To enter the cultural mindset of the era, it is important to situate ourselves in the confused world of political and military stalemate that was the “Opium War Interlude,” as historian James M. Polachek termed it. The period from 1835 to 1850 was a time “marked by frustration, provocation, and military action on both sides.” The British, who had so recently been enamored with the imagery of Chinese culture, struggled to make actual sense of that very same society. As British interaction with China went from zenith to nadir with the fortunes of war, British establishment opinion grew ever more vexed by the perceived “backwardness” of the Chinese empire for its unwillingness to import British opium. Many in the British public were primed to receive stories that demonized members of the Chinese state—even as they remained receptive to the notion that there were good, “honest” people in Chinese society with whom the British people could connect. The Willow legend was the perfect tale to fill this vacuum.

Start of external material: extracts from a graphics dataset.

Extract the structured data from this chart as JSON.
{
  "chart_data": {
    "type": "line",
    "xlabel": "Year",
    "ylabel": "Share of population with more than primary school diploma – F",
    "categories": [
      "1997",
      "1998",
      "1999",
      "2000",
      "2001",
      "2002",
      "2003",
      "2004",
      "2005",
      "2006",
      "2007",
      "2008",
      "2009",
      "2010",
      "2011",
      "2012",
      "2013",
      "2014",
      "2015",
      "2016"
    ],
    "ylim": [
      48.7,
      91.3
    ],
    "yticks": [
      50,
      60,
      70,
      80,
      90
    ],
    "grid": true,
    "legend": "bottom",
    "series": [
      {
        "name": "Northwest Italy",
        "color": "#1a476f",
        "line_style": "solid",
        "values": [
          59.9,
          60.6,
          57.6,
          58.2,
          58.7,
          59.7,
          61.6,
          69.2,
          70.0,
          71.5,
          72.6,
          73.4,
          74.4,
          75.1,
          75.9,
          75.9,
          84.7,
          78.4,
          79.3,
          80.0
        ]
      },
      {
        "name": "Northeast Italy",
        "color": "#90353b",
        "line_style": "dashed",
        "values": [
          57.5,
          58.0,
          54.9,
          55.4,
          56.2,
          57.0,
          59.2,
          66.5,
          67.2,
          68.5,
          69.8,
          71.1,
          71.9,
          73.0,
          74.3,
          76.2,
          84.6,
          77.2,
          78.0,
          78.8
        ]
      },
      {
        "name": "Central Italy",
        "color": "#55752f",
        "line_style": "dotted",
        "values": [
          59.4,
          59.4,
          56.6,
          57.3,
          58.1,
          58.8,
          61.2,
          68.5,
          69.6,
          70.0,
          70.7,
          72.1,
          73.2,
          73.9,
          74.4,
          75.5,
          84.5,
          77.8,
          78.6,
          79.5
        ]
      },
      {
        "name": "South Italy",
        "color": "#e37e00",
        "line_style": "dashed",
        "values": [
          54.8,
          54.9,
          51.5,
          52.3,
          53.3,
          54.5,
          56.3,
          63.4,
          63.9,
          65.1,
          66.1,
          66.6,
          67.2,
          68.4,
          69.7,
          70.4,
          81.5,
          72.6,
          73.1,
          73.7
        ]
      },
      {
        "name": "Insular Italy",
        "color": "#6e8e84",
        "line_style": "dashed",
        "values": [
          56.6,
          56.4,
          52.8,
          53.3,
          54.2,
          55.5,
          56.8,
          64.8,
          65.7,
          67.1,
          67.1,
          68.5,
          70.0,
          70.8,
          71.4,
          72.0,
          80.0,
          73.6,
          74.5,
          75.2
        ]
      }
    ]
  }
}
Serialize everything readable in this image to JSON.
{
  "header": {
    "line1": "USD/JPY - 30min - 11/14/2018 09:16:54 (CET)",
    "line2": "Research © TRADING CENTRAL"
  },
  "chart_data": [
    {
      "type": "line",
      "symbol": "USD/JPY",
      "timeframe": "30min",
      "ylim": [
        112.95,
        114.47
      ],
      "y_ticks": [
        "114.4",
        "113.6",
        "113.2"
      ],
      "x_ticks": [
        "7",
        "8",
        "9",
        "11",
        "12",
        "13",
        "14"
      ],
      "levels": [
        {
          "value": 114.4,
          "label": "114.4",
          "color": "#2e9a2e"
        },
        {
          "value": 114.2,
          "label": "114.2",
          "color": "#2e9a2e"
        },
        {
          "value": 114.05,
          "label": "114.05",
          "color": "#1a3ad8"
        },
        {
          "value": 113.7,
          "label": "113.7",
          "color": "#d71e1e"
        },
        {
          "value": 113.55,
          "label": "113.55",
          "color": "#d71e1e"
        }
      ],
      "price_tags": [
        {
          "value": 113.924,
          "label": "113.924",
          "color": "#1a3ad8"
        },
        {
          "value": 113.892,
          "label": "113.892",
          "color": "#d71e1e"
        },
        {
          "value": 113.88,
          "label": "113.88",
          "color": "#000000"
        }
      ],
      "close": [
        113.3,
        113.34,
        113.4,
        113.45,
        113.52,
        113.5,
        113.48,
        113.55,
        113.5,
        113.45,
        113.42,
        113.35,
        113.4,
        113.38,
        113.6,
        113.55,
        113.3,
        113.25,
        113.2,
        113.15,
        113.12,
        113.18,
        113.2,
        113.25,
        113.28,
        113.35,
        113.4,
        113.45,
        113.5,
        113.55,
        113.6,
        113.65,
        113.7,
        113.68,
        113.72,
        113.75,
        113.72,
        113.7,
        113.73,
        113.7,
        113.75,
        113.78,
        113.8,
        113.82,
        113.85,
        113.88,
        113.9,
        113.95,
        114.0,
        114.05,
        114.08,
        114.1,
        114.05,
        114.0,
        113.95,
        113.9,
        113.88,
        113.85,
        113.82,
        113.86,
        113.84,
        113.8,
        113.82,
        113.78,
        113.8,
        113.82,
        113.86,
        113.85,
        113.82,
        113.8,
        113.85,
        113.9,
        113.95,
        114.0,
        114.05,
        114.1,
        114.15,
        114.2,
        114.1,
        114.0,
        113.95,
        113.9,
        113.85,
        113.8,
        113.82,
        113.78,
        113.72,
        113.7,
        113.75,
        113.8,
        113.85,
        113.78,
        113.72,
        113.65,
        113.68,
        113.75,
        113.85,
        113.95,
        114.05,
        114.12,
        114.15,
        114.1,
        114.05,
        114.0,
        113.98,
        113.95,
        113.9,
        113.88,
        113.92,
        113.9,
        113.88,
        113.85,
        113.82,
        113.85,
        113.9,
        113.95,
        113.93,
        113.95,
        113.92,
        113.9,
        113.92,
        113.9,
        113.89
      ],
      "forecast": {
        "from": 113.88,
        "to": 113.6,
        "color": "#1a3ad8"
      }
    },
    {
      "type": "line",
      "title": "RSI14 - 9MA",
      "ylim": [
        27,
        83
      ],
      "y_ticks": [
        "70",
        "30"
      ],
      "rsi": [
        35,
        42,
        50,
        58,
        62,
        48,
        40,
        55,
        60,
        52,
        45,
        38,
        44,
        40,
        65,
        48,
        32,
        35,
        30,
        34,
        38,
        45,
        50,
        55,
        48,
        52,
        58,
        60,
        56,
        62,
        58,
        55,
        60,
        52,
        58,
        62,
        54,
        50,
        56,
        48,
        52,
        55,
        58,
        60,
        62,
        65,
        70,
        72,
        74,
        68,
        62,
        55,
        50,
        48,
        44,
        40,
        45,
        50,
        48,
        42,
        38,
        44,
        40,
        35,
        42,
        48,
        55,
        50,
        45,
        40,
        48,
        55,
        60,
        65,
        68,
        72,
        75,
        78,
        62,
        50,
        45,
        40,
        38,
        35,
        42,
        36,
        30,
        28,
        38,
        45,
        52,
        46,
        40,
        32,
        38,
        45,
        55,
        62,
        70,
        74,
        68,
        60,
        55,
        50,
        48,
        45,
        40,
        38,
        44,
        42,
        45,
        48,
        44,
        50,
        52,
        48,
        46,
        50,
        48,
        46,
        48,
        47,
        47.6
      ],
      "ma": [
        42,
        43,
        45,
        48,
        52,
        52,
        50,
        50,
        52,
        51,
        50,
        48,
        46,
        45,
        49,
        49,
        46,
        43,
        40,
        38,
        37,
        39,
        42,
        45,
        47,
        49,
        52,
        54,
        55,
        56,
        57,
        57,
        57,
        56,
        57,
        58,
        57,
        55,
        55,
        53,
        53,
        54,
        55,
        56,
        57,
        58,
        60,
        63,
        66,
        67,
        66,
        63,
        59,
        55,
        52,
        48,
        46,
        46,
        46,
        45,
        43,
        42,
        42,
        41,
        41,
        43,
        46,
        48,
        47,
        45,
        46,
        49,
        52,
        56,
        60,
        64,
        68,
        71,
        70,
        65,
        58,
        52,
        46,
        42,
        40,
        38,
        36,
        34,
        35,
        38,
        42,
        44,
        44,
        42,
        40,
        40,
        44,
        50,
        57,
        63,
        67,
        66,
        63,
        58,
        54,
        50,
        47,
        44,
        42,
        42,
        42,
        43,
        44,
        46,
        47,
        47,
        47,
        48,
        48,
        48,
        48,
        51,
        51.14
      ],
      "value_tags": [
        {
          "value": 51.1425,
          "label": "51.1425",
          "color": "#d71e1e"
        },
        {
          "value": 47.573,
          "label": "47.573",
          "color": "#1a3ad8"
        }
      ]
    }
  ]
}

If the legend is interpreted as political allegory, its meaning becomes strikingly clear—and lands far from superficial romance. Ta-Jin, a Chinese official, stands in for British perceptions of the power structures of China of the era: corrupt and vengeful. The wrongs he commits against the young couple are meant to outrage and horrify the audience, perhaps galvanizing them to save the Chinese people from any future cruelties—by force of British arms, of course.
A Victorian audience would readily recognize the conventional conflicts of the Western romance—the young versus the old, romance and love versus filial duty. The tale appears timeless, but only to a European cultural background, and for the specific political moment of the Opium War Interlude. This is perhaps why the legend behind the pattern is so enduring: it has offered a narrative justification for deeply imbedded conceptions of Chinese culture for two centuries.
An “ancient Chinese pattern” invented by an Englishman in the 1790s; an ancient Chinese legend fabricated in the 1840s by English-speaking busybodies. These are elements of the baggage that accompanies—and perhaps helped to create—the most popular china pattern in modern history.